10 - Joseph Benavidez
“Stranglehold.” Ted Nugent. Need I say more?
9 - Dan Hardy
As nationalistic a statement as they come, “England Belongs to Me” by UK punk band Cock Sparrer is a song that almost seems like it was written for UFC welterweight Dan Hardy. And how hard has “The Outlaw” embraced the impossible forget tune? He even sang on a remake of it with the band.
8 - Tito Ortiz
At the time, the most anticipated event in MMA was UFC 40, and when light heavyweight champ Tito Ortiz made his way into the Octagon, it was with all the pomp and circumstance you can think of, complete with Limp Bizkit’s “Break Stuff,” video, lasers, and, of course, pyrotechnics. And if you didn’t get amped up for his fight with Ken Shamrock as he walked down the ramp to the lyrics “Give me something to break,” you’re lying.
7 - Matt Hughes
Hank Williams Jr.’s “A Country Boy Can Survive” is another one of those songs synonymous with a fighter, and in this case, it’s two-time welterweight champion and UFC Hall of Famer Matt Hughes. But in addition to Hughes’ choice of tune, what made his entrances great was that once he was in the Octagon, he would stare at his foes with a look that said “yeah, you shouldn’t even be in here with me, and you’re about to find that out.” And more often than not, that country boy from Illinois was right.
6 - Cat Zingano
If you asked me what Cat Zingano’s walkout song was for her UFC debut against Miesha Tate, I couldn’t tell you without looking it up (for the record, it’s “You’re Going Down by Sick Puppies). But if you ask me about the walkout itself, it was unforgettable. Fighting in the UFC is a dream for every fighter, but if you’re a woman, that was a dream most thought would never come true.

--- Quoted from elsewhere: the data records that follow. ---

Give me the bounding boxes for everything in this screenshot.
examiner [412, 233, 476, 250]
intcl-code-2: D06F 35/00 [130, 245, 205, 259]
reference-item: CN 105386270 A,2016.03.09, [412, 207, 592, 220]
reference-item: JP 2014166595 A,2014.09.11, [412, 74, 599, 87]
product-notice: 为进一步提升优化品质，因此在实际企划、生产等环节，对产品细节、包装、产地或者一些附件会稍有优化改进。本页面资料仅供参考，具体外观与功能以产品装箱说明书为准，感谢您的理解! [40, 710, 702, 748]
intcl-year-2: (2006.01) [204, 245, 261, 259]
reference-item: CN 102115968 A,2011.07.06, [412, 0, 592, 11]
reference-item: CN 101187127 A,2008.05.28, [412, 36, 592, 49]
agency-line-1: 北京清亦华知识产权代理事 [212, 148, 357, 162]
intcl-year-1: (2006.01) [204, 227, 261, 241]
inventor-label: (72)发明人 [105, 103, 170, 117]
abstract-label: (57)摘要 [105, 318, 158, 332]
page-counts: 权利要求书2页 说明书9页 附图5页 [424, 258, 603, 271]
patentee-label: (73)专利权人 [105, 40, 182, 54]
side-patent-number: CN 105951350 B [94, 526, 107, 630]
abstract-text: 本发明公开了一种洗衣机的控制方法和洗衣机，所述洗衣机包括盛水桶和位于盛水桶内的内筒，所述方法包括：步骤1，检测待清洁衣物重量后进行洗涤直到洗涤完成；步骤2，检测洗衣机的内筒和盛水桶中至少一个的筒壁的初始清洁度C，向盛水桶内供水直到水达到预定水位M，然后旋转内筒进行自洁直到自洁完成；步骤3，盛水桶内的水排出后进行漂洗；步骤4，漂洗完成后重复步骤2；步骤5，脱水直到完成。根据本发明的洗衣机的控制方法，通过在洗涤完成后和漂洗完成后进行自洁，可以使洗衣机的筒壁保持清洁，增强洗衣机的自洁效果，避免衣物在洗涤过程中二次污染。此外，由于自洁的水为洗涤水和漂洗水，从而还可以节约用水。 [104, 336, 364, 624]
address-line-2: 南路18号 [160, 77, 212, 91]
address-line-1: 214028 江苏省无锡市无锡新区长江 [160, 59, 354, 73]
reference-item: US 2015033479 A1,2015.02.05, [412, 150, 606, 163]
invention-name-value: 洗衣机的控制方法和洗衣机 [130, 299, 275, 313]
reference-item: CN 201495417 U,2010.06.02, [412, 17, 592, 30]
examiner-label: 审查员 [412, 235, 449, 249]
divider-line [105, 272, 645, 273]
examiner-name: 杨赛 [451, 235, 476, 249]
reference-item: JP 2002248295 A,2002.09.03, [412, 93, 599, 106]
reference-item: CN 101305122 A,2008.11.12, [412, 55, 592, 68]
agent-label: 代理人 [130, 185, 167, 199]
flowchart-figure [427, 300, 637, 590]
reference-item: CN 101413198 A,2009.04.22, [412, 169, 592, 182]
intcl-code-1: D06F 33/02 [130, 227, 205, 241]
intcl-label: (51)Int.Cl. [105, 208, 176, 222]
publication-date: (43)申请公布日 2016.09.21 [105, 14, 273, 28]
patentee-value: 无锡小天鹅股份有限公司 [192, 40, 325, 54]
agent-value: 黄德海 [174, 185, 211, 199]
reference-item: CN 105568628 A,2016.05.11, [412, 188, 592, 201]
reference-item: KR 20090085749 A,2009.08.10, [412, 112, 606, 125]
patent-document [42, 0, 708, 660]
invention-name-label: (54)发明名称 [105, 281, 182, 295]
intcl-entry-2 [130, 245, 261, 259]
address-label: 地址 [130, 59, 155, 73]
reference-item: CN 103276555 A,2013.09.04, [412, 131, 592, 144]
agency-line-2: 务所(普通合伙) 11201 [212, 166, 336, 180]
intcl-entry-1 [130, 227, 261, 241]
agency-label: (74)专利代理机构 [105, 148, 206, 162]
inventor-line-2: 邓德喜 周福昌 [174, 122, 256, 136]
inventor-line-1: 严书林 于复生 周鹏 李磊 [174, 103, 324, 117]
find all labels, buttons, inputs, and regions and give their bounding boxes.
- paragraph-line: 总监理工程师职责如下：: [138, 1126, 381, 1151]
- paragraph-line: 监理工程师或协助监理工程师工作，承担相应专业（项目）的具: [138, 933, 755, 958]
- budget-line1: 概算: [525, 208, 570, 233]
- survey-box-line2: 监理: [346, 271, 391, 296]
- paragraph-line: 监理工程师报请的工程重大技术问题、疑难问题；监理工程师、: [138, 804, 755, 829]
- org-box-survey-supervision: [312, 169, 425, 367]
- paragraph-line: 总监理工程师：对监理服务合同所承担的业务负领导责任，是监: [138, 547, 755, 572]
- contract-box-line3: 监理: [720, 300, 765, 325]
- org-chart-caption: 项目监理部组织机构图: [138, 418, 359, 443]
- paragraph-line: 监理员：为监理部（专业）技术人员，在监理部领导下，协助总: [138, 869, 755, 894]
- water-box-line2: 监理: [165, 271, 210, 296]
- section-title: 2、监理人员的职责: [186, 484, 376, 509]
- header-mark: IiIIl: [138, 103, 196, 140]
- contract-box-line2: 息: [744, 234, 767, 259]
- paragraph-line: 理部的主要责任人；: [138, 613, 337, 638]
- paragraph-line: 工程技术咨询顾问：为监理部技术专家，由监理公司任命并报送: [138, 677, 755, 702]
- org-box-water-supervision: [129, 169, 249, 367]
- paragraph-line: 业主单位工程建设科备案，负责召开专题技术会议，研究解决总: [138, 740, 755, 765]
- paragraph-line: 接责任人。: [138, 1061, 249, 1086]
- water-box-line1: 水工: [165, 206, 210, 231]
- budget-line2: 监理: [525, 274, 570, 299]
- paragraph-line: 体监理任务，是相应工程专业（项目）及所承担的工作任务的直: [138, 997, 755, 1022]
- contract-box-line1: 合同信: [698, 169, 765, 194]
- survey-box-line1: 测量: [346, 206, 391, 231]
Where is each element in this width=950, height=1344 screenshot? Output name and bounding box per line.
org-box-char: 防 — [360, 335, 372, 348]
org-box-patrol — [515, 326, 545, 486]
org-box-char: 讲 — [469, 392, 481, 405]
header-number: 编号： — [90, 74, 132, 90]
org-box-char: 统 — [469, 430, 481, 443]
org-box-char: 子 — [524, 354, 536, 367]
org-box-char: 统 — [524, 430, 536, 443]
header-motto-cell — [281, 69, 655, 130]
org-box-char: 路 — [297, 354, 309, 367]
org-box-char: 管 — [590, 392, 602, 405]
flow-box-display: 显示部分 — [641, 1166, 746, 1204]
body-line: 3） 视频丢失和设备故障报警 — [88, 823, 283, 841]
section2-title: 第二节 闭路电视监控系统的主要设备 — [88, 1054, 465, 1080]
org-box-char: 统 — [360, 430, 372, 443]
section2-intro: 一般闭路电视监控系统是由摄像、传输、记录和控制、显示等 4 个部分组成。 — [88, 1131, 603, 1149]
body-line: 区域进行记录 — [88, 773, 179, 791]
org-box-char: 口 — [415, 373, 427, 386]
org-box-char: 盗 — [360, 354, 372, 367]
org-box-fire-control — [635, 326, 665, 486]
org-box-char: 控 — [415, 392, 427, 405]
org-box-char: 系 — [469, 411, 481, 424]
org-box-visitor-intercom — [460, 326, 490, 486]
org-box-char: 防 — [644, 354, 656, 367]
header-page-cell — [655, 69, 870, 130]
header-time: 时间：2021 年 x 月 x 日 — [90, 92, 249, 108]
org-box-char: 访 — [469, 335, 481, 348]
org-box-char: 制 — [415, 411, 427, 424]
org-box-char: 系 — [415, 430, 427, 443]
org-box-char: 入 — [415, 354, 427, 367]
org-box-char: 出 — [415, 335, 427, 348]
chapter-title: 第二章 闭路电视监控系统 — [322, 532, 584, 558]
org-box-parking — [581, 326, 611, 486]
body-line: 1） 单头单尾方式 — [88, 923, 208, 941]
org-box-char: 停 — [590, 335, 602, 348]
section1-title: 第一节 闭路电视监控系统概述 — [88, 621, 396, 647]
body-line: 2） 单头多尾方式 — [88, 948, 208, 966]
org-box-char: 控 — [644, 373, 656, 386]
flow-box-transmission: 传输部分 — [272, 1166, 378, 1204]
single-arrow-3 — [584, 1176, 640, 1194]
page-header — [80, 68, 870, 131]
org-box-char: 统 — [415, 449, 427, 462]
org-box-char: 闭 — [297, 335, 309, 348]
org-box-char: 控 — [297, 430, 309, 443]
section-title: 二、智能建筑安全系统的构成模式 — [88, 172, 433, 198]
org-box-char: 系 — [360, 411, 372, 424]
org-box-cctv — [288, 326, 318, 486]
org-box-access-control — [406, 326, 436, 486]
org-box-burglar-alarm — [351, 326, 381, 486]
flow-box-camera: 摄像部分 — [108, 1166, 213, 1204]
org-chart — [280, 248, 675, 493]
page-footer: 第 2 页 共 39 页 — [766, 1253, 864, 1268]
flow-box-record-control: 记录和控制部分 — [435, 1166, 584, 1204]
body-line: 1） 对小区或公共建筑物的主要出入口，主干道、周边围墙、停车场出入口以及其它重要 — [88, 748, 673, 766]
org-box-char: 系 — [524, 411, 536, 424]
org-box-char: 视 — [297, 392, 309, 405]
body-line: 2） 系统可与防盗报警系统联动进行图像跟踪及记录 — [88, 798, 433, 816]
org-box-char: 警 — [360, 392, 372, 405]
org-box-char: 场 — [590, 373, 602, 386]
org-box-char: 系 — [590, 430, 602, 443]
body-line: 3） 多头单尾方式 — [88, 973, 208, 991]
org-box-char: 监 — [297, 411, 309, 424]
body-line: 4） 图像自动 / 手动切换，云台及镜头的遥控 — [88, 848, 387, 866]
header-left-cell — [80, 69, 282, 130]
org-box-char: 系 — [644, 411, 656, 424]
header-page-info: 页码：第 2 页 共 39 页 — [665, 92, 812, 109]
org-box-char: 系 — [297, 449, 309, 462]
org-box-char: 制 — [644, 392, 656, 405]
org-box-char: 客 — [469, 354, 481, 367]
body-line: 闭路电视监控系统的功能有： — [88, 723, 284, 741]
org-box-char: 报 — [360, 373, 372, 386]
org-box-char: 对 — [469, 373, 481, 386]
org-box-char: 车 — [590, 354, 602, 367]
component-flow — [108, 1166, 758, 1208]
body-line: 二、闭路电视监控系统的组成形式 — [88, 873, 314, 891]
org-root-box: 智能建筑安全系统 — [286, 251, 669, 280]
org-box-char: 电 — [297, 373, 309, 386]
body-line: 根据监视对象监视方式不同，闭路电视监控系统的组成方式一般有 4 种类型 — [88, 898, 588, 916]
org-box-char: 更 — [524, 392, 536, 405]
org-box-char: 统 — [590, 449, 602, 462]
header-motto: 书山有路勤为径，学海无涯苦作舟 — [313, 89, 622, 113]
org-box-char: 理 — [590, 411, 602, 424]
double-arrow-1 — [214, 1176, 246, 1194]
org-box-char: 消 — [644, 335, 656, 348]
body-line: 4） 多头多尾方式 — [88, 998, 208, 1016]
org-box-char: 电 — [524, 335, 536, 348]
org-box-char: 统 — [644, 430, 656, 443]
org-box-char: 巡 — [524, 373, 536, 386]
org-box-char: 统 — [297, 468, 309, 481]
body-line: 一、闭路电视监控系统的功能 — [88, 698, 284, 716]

Watching Zingano get taken in by the emotion of the moment was a great thing to see and let the world know just how much being here means to a pro fighter.
5 - Mark Hominick
For a while it seemed like everyone and their brother was walking into a fight with Diddy and Skylar Grey’s “Coming Home” blasting from the speakers. But when Mark Hominick used the song for his first fight in his native Ontario at UFC 129, it felt right, especially when over 55,000 fans went nuts as “The Machine” walked into the Octagon and prepared to challenge Jose Aldo for the featherweight title.
4 - Royce Gracie
You can probably file this one under “no music necessary,” and that would be completely accurate. When Royce Gracie walked to the Octagon, he wasn’t a fighter alone in the spotlight; he had his family members with their hands on each other’s shoulders walking together as an unbreakable force. Seeing that was powerful stuff, and probably even more so for the ones who had to face the jiu-jitsu legend just minutes later.
3 - Jeff Monson
Jeff Monson didn’t win the UFC heavyweight title from Tim Sylvia at UFC 65 in November of 2006, but I’m probably not too far off in suggesting that more people remember him coming in to John Lennon’s “Imagine” than the fight. And while it’s far from the type of song you would ever imagine (pardon the pun) a fighter using as his entrance theme, Monson made sure none of us who heard it would ever forget it.
2 - Chuck Liddell
For years, DMX’s “Intro” was Chuck Liddell’s song. In April of 2009, after the future Hall of Famer lost three of his previous four bouts, he decided to switch things up a bit. The result? Slayer’s “Raining Blood” blasted through Montreal’s Bell Centre as “The Iceman” prepared to meet Mauricio “Shogun” Rua, and I will readily admit that I got chills. I recently asked Liddell about this switch, and in a future installment in the UFC 20 series, you’ll see what he had to say.
1 - Kenny Florian
Another entrance I recently discussed with the man who did it was Kenny Florian’s UFC 64 walk to the Octagon to face Sean Sherk. Again, you’ll have to wait for his take on it, but in the meantime, just let me say that as Florian dressed in samurai gear and marched through the crowd while Ennio Morricone’s “Ecstasy of Gold” (from The Good, the Bad and the Ugly) played, it was without a doubt in my mind the best UFC entrance ever. And while I can hear arguments for others, I won’t be swayed.